Wednesday, June 17, 2009

Halloween for Cheap



Poor college student saves money on shirts

Tuesday, June 16, 2009

Do you have a club card?

Poor college student actually uses Duane Reade club card to save $5.00

Poor College Student and Subway Fares


I can never decide if I like paying one price to get anywhere on the New York subway or paying based on distance traveled like in Tokyo. Paying $2 to get as far as JFK is pretty nice in comparison to the ¥1300 ($13.40) it costs to ride for two hours from the Tokyo airport to the city center. On the other hand, paying the price of what could be a full hot dog dinner from gray's papaya is frustrating. This is why Poor College Student must squeeze two people through one subway turnstile to save metrocard swipes.

It's an absolutely gratifying way to travel, paying half price.

One day last year, my friend Ching from Penn is visiting and we're taking the subway downtown. As I walk down the stairs from the street, I spot a few cops hanging out down by the further turnstiles, but think nothing of it. Ching can't find her metrocard so I'm like, don't worry about it, I'll swipe you in. So we squeeze into one turnstile and I swipe my card we go through and Ching's like, what just happened? I'm like don't worry about it.
We walk toward the stairs to the platform and a cop goes "Young lady. Young lady?"

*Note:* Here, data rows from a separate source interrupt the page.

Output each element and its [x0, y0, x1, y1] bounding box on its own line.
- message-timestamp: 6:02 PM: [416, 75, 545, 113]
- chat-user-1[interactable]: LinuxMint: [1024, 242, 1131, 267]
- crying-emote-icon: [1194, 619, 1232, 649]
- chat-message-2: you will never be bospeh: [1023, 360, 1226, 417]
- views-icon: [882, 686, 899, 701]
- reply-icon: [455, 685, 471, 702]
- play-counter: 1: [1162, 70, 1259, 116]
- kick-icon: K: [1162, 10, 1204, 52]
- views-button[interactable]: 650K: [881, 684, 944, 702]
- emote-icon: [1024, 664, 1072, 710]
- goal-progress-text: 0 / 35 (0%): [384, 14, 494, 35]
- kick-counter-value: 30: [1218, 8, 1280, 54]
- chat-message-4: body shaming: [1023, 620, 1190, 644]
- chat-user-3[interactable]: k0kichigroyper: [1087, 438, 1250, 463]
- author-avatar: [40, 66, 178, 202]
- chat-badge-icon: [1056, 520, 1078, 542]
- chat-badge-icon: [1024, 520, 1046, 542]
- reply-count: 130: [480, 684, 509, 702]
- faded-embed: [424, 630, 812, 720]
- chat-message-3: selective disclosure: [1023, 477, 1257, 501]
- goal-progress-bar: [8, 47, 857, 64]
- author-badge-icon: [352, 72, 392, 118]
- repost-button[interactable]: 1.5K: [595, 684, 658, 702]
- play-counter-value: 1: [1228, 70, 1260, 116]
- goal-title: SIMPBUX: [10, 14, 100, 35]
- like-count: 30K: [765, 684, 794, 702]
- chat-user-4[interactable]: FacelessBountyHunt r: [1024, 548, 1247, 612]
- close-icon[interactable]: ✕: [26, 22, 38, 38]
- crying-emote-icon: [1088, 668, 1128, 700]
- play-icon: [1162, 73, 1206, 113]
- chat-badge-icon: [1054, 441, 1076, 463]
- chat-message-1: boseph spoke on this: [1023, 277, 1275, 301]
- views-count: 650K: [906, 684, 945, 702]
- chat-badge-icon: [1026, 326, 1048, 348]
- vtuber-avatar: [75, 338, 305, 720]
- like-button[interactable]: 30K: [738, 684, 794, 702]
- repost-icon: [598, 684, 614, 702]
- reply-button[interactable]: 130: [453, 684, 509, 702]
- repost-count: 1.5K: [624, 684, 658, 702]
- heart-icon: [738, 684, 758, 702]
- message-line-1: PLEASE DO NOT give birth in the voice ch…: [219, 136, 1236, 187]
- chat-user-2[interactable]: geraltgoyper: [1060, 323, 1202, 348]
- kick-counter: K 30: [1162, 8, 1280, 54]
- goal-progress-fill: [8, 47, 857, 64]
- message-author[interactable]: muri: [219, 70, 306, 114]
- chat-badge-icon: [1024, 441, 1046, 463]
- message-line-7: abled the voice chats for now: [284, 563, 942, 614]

Ever wished you could glance sideways without anyone knowing that you're looking at them? Well, you can't have everything.

So I do the stupid sideways glance that isn't very discreet and sure enough the stupid cop is telling stupid me to come back out of the stupid turnstile. I act as calm and collectedly pissed as I can while inside I'm really like fuckfuckFUCKCKKKKKKK!!!!!!!!!!!!!!!! They go through the spiel where they make you feel like real dumbass by asking if we realized what we just did was ridiculously retarded or not, in cop language. Then they took down our info. And then they fined us $60. Each.

Poor College Student becomes poorer after paying $60 fine for trying to save a dollar on metrocard swipes.


That's the day I learned that you should really look before you do something that could potentially be really pathetic.



Monday, June 15, 2009

Vietnamese Bookstore

I was in a window shopping mood.

*Store owner hovers over me menacingly as I pick a book off of the shelf*
Store owner: You want that book?
me: eh probably not, how much is it?
Store owner: 6 dollar
me: mm no thank you
Store owner: How much you pay?
me: maybe 4 dollars?
Store owner: 5 dollar then

As I step to the sidwalk with my purchase in hand, I realize I already own Memoirs of a Geisha.

Poor college student never refuses an opportunity to haggle.

Love to haggle, or hate it? Either way you'll have no more worries, after checking out a cash advance online. As college students, we know money isn't easy to come by, but it is if it's care-free!

Wear sunscreen

I clicked on the ad, does that mean we make some money?

In other news, poor college student uses lint roller to remove peeling skin on back due to sunburn.

Also, I thought I'd add an image to add some excitement to the blog, not that peeling skin is terribly exciting.

Hi

Poor college student must use simplest layout on blog.